London Mayor Sadiq Khan has named the members of his new Committee for Diversity in the Public Realm, which will work to increase representation of people of color, women, the LGBTQ+ community, and disability groups in the city’s public monuments and street and building names, which, the mayor points out, largely reflect Victorian-era Britain.
The committee is not charged with deciding on removing any existing public monuments.
Among the appointees are a number of arts professionals, including Chisenhale Gallery director Zoé Whitley; Evening Standard architecture critic Robert Bevan; Fourth Plinth commissioner and Art on the Underground director Eleanor Pinfield; architect Pedro Gil, and curator and historian Sandy Nairne. Several other members come from outside the art world: Emmy Award-winning actor Riz Ahmed; Queer Bible founder Jack Guinness, and activist Toyin Agbetu.

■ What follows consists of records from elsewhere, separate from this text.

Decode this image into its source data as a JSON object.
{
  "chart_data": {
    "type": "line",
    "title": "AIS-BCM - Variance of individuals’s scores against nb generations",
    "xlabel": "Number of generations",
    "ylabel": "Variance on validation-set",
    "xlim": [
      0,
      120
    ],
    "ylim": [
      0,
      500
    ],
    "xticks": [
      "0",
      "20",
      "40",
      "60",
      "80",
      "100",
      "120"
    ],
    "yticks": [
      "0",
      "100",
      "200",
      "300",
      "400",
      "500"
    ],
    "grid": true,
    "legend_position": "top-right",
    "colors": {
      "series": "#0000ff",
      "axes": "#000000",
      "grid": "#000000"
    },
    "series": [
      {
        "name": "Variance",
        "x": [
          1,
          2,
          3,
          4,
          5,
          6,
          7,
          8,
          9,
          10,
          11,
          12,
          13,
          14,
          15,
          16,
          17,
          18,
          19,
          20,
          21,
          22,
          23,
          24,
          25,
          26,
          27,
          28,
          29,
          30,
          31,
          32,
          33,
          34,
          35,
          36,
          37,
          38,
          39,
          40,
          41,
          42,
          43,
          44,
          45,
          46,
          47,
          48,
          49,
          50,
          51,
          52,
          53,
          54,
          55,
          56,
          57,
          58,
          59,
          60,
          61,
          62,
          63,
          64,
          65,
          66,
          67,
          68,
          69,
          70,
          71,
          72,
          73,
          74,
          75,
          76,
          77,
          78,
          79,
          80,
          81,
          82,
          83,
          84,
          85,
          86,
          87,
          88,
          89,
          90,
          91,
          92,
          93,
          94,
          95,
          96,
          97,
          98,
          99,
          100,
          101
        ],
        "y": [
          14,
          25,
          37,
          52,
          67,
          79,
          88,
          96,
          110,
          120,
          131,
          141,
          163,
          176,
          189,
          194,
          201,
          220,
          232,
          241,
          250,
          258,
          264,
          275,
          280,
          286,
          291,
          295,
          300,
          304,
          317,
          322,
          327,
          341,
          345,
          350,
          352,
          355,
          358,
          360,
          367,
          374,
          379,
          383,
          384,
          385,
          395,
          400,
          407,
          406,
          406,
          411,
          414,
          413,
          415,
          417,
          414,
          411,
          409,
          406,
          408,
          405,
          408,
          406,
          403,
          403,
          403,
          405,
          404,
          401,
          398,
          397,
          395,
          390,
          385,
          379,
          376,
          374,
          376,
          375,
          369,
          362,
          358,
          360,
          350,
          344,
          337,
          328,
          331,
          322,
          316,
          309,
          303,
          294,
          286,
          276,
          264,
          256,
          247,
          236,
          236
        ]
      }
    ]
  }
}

“For far too long, too many Londoners have felt unrepresented by the statues, street names, and building names all around them, and it’s important that we do what we can to ensure our rich and diverse history is celebrated and properly commemorated in our city,” said Khan in a statement.

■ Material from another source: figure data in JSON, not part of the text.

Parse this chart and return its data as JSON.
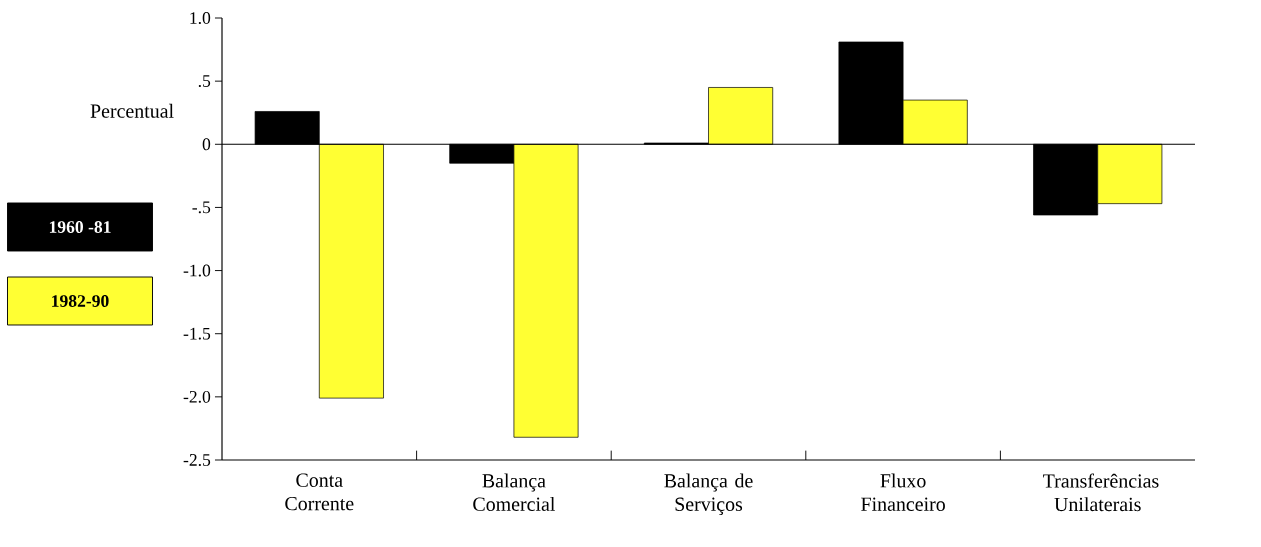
{
  "chart_data": {
    "type": "bar",
    "ylabel": "Percentual",
    "categories": [
      "Conta Corrente",
      "Balança Comercial",
      "Balança de Serviços",
      "Fluxo Financeiro",
      "Transferências Unilaterais"
    ],
    "series": [
      {
        "name": "1960 -81",
        "color": "#000000",
        "values": [
          0.26,
          -0.15,
          0.01,
          0.81,
          -0.56
        ]
      },
      {
        "name": "1982-90",
        "color": "#ffff33",
        "values": [
          -2.01,
          -2.32,
          0.45,
          0.35,
          -0.47
        ]
      }
    ],
    "ylim": [
      -2.5,
      1.0
    ],
    "yticks": [
      {
        "value": 1.0,
        "label": "1.0"
      },
      {
        "value": 0.5,
        "label": ".5"
      },
      0,
      {
        "value": -0.5,
        "label": "-.5"
      },
      {
        "value": -1.0,
        "label": "-1.0"
      },
      -1.5,
      {
        "value": -2.0,
        "label": "-2.0"
      },
      -2.5
    ],
    "legend": "left"
  }
}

Since the police killing of George Floyd in the US in May 2020, activists around the world have taken it into their own hands to remove monuments and statues commemorating slaveowners, eugenicists, and other objectionable historical figures, as well as calling on museums to acknowledge their colonialist histories. City officials in the UK removed controversial monuments within just weeks of Floyd’s death; London even boarded up statues in an effort to defuse tensions between far-right groups and monument activists.
Justine Simons, the deputy mayor for culture and creative industries, will co-chair the new committee along with deputy mayor for social integration, social mobility, and community engagement Debbie Weekes-Bernard.
The committee will serve alongside a working group of local councils as well as a partners board that includes ActionSpace, Art Fund, English Heritage and Shape Arts, Arts Council England, Black Cultural Archives, Historic England, and Iniva (Institute of International Visual Arts).
Those looking for some indication of what the mayor might have in mind might note that he has already commissioned a statue of suffragist Millicent Fawcett and voiced his support for new institutions such as a National Slavery Museum and a National Sikh War Memorial.